From Boswell's Life of
Johnson
Tuesday, December 26th, 2006 Boxing Day
"Democracy is the art of running the circus from the monkey cage. One party
always devotes its energies to trying to prove that the other party is
unfit to rule - and both succeed, and are right."
"If a politician found he had cannibals among
his constituents, he would promise them missionaries for dinner."
"Religion is
fundamentally opposed to everything I hold in veneration.
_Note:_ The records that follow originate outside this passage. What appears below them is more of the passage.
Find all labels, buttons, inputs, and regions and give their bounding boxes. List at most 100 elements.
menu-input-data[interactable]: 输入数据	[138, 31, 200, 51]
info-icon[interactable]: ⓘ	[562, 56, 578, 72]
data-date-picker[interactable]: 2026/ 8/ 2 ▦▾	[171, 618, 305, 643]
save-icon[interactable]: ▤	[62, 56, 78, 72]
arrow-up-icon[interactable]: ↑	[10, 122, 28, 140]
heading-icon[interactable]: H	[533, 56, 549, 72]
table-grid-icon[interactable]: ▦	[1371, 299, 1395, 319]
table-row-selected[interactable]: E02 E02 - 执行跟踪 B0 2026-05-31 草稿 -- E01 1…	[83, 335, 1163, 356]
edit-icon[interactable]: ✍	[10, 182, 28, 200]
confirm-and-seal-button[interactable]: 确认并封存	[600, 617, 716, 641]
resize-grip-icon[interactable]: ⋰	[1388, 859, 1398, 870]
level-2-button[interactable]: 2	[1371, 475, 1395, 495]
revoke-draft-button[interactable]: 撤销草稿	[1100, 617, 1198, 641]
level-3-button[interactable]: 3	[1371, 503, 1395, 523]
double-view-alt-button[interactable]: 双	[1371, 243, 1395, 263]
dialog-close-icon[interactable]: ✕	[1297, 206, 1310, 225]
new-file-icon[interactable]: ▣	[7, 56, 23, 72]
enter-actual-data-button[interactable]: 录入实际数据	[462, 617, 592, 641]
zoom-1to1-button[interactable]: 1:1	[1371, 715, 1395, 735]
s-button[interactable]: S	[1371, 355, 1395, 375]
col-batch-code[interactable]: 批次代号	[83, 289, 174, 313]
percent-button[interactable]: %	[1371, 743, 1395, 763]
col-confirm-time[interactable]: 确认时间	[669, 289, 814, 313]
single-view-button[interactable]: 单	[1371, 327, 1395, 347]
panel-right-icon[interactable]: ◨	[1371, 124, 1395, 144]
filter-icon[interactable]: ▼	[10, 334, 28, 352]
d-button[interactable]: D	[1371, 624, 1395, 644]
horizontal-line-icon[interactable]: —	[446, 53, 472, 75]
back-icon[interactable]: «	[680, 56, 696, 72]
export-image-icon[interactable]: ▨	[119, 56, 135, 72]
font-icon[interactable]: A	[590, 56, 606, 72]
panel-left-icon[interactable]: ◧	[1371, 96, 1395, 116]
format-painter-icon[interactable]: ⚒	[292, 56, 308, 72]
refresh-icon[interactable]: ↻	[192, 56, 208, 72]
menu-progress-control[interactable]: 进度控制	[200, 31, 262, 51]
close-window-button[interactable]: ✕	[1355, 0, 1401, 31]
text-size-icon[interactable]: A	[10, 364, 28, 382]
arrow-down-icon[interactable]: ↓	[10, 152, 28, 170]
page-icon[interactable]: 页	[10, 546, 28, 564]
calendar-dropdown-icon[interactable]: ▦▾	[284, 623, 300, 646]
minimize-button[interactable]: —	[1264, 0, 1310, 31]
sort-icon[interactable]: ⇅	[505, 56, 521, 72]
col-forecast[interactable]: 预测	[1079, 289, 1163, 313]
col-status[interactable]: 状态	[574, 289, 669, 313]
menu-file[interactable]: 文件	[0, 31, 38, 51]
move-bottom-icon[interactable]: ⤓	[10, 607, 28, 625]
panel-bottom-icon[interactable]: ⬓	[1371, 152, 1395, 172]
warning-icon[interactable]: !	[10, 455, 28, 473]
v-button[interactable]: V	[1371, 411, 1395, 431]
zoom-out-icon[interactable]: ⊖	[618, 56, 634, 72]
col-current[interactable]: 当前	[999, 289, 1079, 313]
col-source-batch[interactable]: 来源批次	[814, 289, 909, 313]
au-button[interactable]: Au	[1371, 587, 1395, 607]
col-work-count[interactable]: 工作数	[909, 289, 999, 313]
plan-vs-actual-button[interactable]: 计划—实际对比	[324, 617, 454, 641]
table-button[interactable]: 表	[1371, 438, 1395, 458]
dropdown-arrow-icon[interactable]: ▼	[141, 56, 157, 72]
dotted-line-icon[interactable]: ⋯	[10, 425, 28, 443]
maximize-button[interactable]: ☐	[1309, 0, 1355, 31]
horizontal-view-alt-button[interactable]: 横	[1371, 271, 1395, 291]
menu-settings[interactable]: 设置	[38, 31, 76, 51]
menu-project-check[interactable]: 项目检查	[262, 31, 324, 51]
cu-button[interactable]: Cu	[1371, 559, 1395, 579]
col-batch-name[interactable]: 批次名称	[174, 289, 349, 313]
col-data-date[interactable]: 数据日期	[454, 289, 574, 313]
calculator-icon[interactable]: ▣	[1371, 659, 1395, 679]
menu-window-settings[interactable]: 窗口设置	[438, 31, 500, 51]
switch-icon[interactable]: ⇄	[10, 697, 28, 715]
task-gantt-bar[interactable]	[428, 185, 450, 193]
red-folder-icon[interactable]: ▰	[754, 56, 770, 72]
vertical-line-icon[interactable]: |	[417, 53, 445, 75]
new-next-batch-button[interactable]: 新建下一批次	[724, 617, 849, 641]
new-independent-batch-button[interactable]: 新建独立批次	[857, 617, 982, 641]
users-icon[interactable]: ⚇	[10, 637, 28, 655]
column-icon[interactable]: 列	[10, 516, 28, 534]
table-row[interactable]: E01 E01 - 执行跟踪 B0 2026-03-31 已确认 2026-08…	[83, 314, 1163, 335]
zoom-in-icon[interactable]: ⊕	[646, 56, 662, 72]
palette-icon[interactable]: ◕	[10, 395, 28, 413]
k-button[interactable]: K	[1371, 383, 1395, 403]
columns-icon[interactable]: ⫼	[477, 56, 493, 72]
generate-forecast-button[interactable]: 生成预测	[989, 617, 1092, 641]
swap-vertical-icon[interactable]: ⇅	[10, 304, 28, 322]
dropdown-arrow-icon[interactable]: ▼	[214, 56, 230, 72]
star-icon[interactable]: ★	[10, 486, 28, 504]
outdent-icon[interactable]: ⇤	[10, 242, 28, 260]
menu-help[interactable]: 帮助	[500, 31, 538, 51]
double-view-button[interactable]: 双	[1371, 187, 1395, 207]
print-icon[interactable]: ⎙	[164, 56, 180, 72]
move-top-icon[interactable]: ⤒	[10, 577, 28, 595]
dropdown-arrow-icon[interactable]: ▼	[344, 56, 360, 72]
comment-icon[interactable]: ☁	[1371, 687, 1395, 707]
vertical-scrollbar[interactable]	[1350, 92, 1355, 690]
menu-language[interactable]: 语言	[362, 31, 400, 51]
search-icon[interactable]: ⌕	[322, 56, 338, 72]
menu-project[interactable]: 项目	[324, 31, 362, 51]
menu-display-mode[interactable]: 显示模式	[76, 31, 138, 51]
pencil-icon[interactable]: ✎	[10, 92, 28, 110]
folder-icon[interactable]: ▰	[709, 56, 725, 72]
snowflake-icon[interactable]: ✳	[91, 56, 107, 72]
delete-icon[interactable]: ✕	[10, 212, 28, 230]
Deep within the heart of every evangelist lies the wreck of a car
salesman."
H.L Mencken (1880-1956)
Monday, December 25th, 2006
major disaster
serious emergency
unexpected surprise
active involvement
up to 50% or more
significant milestone
extra added bonus
But in the end, with the exception of his impromptu visit to his
nephew's dinner party, Scrooge was still using his money to control and
intimidate people. Particularly (and for example), consider the scene in which
he allowed Bob Cratchit to grovel before him as he (Scrooge) feigned displeasure
at his clerk's late arrival on the morning after Christmas Day. So, then, what
had changed? Money was still the basis for social order.
Sunday, December 24th,
2006 Christmas
Eve
"At this festive season of the year, Mr. Scrooge," said the
gentleman, taking up a pen, "it is more than usually desirable that we
should make some slight provision for the Poor and Destitute, who suffer greatly
at the present time. Many thousands are in want of common necessaries;
hundreds of thousands are in want of common comforts, sir."
"Are there no prisons?" asked Scrooge.
"Plenty of prisons," said the gentleman, laying down the pen again.
"And the Union workhouses?" demanded Scrooge. "Are
they still in operation?"
"They are. Still," returned the gentleman, "I wish I could
say they were not."
"The Treadmill and the Poor Law are in full vigour, then?", said
Scrooge.
"Both very busy, sir."
"Oh! I was afraid, from what you said at first, that something had
occurred to stop them in their useful course," said Scrooge.
"I'm very glad to hear it."
"Under the impression that they scarcely furnish Christian cheer of mind or
body to the multitude," returned the gentleman, "a few of us are
endeavouring to raise a fund to buy the Poor some meat and drink and means of
warmth. We choose this time, because it is a time, of all others, when
Want is keenly felt, and Abundance rejoices. What shall I put you down
for?"
"Nothing!" Scrooge replied.
"You wish to be anonymous?"
"I wish to be left alone," said Scrooge. "Since you ask me
what I wish, gentlemen, that is my answer. I don't make merry myself at
Christmas and I can't afford to make idle people merry. I help to support
the establishments I have mentioned -- they cost enough; and those who are badly
off must go there."
"Many can't go there; and many would rather die."
"If they would rather die," said Scrooge, "they had better do it,
and decrease the surplus population. Besides -- excuse me -- I don't know
that."
"But you might know it," observed the gentleman.
"It's not my business," Scrooge returned. "It's enough for
a man to understand his own business, and not to interfere with other people's.
Mine occupies me constantly. Good afternoon, gentlemen!"